Reporter: Siti Masitoh | Editor: Noverius Laoli
KONTAN.CO.ID – JAKARTA. Defisit transaksi berjalan atau current account deficit (CAD) diperkirakan melebar pada akhir tahun 2025, sedangkan Neraca Pembayaran Indonesia (NPI) cenderung berbalik ke defisit setelah semester I 2025 tertekan.
Kepala Ekonom Bank Permata Josua Parded memperkirakan CAD pada akhir 2025 akan melebar ke 0,81% dari produk domestik bruto (PDB) atau melebar dari tahun lalu sebesar 1,6% dari PDB.
Proyeksi tersebut sejalan dengan dana CAD pada kuartal III 2025 melebar ke sekitar minus 0,8% PDB, terutama karena pembayaran pendapatan primer yang musiman yakni dividen dan kupon, serta surplus barang yang menyempit.
“Dengan asumsi PDB nominal Indonesia sekitar US$ 1,44 triliun pada 2025, rentang itu ekuivalen kurang lebih US$ 7,2 miliar hingga US$ 18,7 miliar. Kami memproyeksikan transaksi berjalan 2025 pada kisaran minus 0,81% PDB,” tutur Josua kepada Kontan, Selasa (28/10/2025).
Baca Juga: Defisit Neraca Transaksi Berjalan Diramal Turun, NPI Masih Surplus Pada Akhir 2025
Sementara itu, Josua memperkirakan NPI mencatatkan defisit sebesar US$ 5 miliar, dengan peluang penyempitan jika arus masuk portofolio membaik saat imbal hasil global turun dan ketidakpastian mereda.
NPI diproyeksikan defisit setelah tahun lalu mencatatkan surplus NPI pada akhir 2025 sebesar US$ 7,2 miliar.
Josua membeberkan, proyeksi NPI mencatatkan defisit di akhir tahun sejalan dengan gambaran perkembangan NPI terkini.
Hingga kuartal II 2025 NPI sudah mencatat defisit sekitar US$ 6,74 miliar, setelah defisit US$ 0,79 miliar di kuartal I 2025, sehingga kumulatif semester I mendekati defisit US$ 7,5 miliar.
“Artinya, untuk menutup tahun tanpa defisit, paruh kedua harus dibantu oleh arus modal portofolio yang lebih kuat dan defisit transaksi berjalan yang lebih kecil,” jelasnya.
Adapun penyebab utama defisit NPI tahun ini disebabkan beberapa faktor.
Pertama, neraca barang masih surplus, tetapi penyumbangnya bergeser dari komoditas ke manufaktur sehingga surplusnya tidak sebesar periode ledakan harga komoditas, sepanjang Januari–Juli 2025 surplus barang bahkan naik dibanding tahun lalu, namun tidak cukup menutup lonjakan pembayaran pendapatan primer pada kuartal II 2025.
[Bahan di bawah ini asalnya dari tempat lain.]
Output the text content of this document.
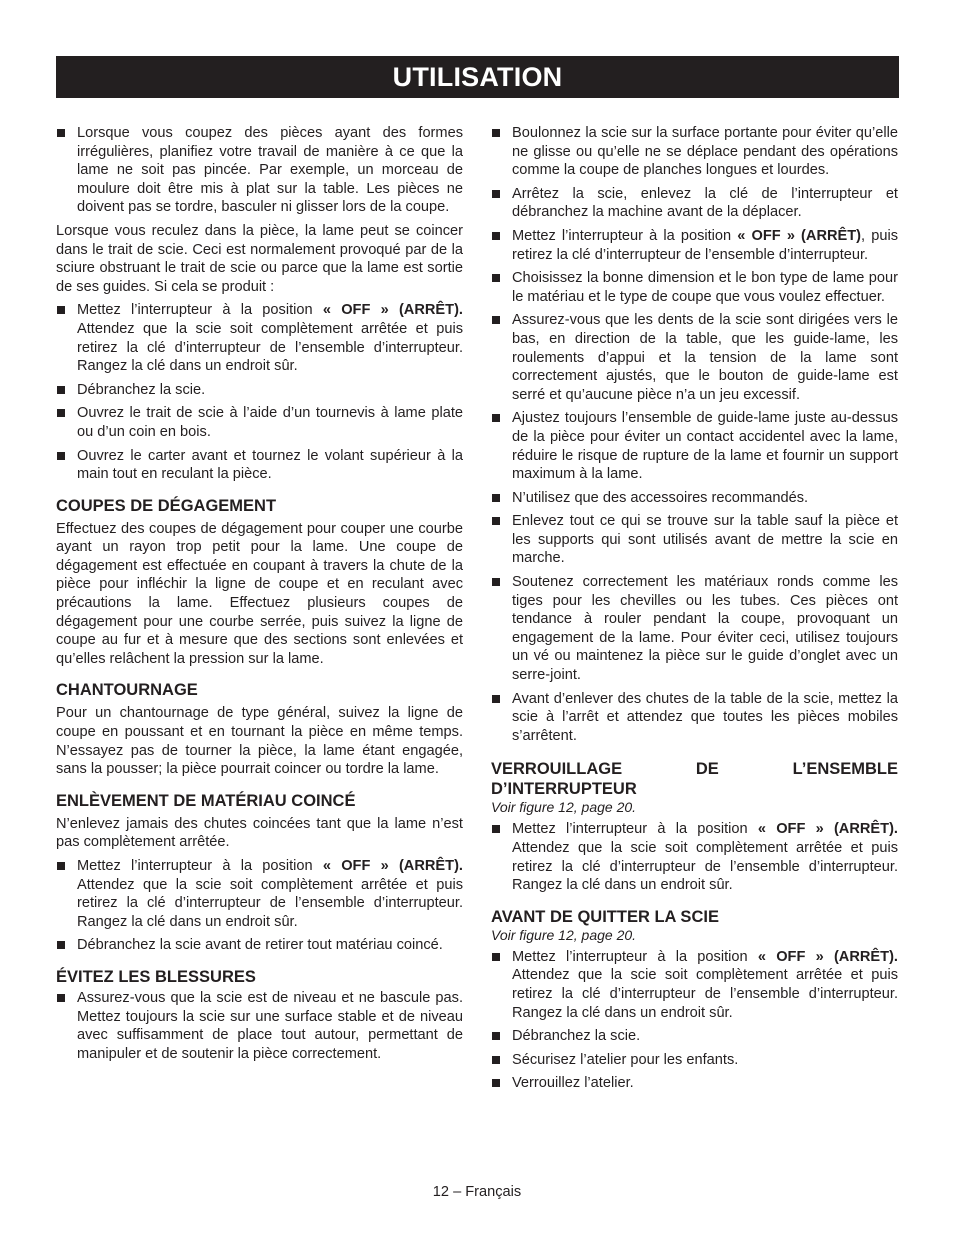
UTILISATION
Lorsque vous coupez des pièces ayant des formes irrégulières, planifiez votre travail de manière à ce que la lame ne soit pas pincée. Par exemple, un morceau de moulure doit être mis à plat sur la table. Les pièces ne doivent pas se tordre, basculer ni glisser lors de la coupe.

Lorsque vous reculez dans la pièce, la lame peut se coincer dans le trait de scie. Ceci est normalement provoqué par de la sciure obstruant le trait de scie ou parce que la lame est sortie de ses guides. Si cela se produit :

Mettez l’interrupteur à la position « OFF » (ARRÊT). Attendez que la scie soit complètement arrêtée et puis retirez la clé d’interrupteur de l’ensemble d’interrupteur. Rangez la clé dans un endroit sûr.
Débranchez la scie.
Ouvrez le trait de scie à l’aide d’un tournevis à lame plate ou d’un coin en bois.
Ouvrez le carter avant et tournez le volant supérieur à la main tout en reculant la pièce.
COUPES DE DÉGAGEMENT

Effectuez des coupes de dégagement pour couper une courbe ayant un rayon trop petit pour la lame. Une coupe de dégagement est effectuée en coupant à travers la chute de la pièce pour infléchir la ligne de coupe et en reculant avec précautions la lame. Effectuez plusieurs coupes de dégagement pour une courbe serrée, puis suivez la ligne de coupe au fur et à mesure que des sections sont enlevées et qu’elles relâchent la pression sur la lame.

CHANTOURNAGE

Pour un chantournage de type général, suivez la ligne de coupe en poussant et en tournant la pièce en même temps. N’essayez pas de tourner la pièce, la lame étant engagée, sans la pousser; la pièce pourrait coincer ou tordre la lame.

ENLÈVEMENT DE MATÉRIAU COINCÉ

N’enlevez jamais des chutes coincées tant que la lame n’est pas complètement arrêtée.

Mettez l’interrupteur à la position « OFF » (ARRÊT). Attendez que la scie soit complètement arrêtée et puis retirez la clé d’interrupteur de l’ensemble d’interrupteur. Rangez la clé dans un endroit sûr.
Débranchez la scie avant de retirer tout matériau coincé.
ÉVITEZ LES BLESSURES
Assurez-vous que la scie est de niveau et ne bascule pas. Mettez toujours la scie sur une surface stable et de niveau avec suffisamment de place tout autour, permettant de manipuler et de soutenir la pièce correctement.
Boulonnez la scie sur la surface portante pour éviter qu’elle ne glisse ou qu’elle ne se déplace pendant des opérations comme la coupe de planches longues et lourdes.
Arrêtez la scie, enlevez la clé de l’interrupteur et débranchez la machine avant de la déplacer.
Mettez l’interrupteur à la position « OFF » (ARRÊT), puis retirez la clé d’interrupteur de l’ensemble d’interrupteur.
Choisissez la bonne dimension et le bon type de lame pour le matériau et le type de coupe que vous voulez effectuer.
Assurez-vous que les dents de la scie sont dirigées vers le bas, en direction de la table, que les guide-lame, les roulements d’appui et la tension de la lame sont correctement ajustés, que le bouton de guide-lame est serré et qu’aucune pièce n’a un jeu excessif.
Ajustez toujours l’ensemble de guide-lame juste au-dessus de la pièce pour éviter un contact accidentel avec la lame, réduire le risque de rupture de la lame et fournir un support maximum à la lame.
N’utilisez que des accessoires recommandés.
Enlevez tout ce qui se trouve sur la table sauf la pièce et les supports qui sont utilisés avant de mettre la scie en marche.
Soutenez correctement les matériaux ronds comme les tiges pour les chevilles ou les tubes. Ces pièces ont tendance à rouler pendant la coupe, provoquant un engagement de la lame. Pour éviter ceci, utilisez toujours un vé ou maintenez la pièce sur le guide d’onglet avec un serre-joint.
Avant d’enlever des chutes de la table de la scie, mettez la scie à l’arrêt et attendez que toutes les pièces mobiles s’arrêtent.
VERROUILLAGE DE L’ENSEMBLE D’INTERRUPTEUR

Voir figure 12, page 20.

Mettez l’interrupteur à la position « OFF » (ARRÊT). Attendez que la scie soit complètement arrêtée et puis retirez la clé d’interrupteur de l’ensemble d’interrupteur. Rangez la clé dans un endroit sûr.
AVANT DE QUITTER LA SCIE

Voir figure 12, page 20.

Mettez l’interrupteur à la position « OFF » (ARRÊT). Attendez que la scie soit complètement arrêtée et puis retirez la clé d’interrupteur de l’ensemble d’interrupteur. Rangez la clé dans un endroit sûr.
Débranchez la scie.
Sécurisez l’atelier pour les enfants.
Verrouillez l’atelier.
12 – Français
Baca Juga: Ditopang Neraca Dagang, BI Prediksi Transaksi Berjalan Kuartal III 2025 Surplus
Kedua, neraca jasa tetap defisit, khususnya dari ongkos angkut karena sebagian besar ekspor-impor menggunakan jasa pelayaran asing dan dari perjalanan luar negeri.
Ketiga, neraca pendapatan primer membesar seiring siklus pembayaran dividen atau kupon pada kuartal II 2025 dan pemulihan laba korporasi, yang secara mekanisme memang menaikkan repatriasi hasil investasi ke investor non-residen.
Keempat, pada sisi finansial, ketidakpastian global dan dinamika perang dagang mendorong arus keluar portofolio pada periode tertentu, sementara realisasi investasi langsung asing melambat pada kuartal II 2025.
Dampak Pelebaran CAD dan Defisit NPI
Josua membeberkan, Di sisi transaksi berjalan, pelebaran defisit menyebabkan kebutuhan valuta asing bersih meningkat, di sisi finansial, NPI yang defisit menandakan pembiayaan eksternal belum cukup kuat untuk menutup celah tersebut.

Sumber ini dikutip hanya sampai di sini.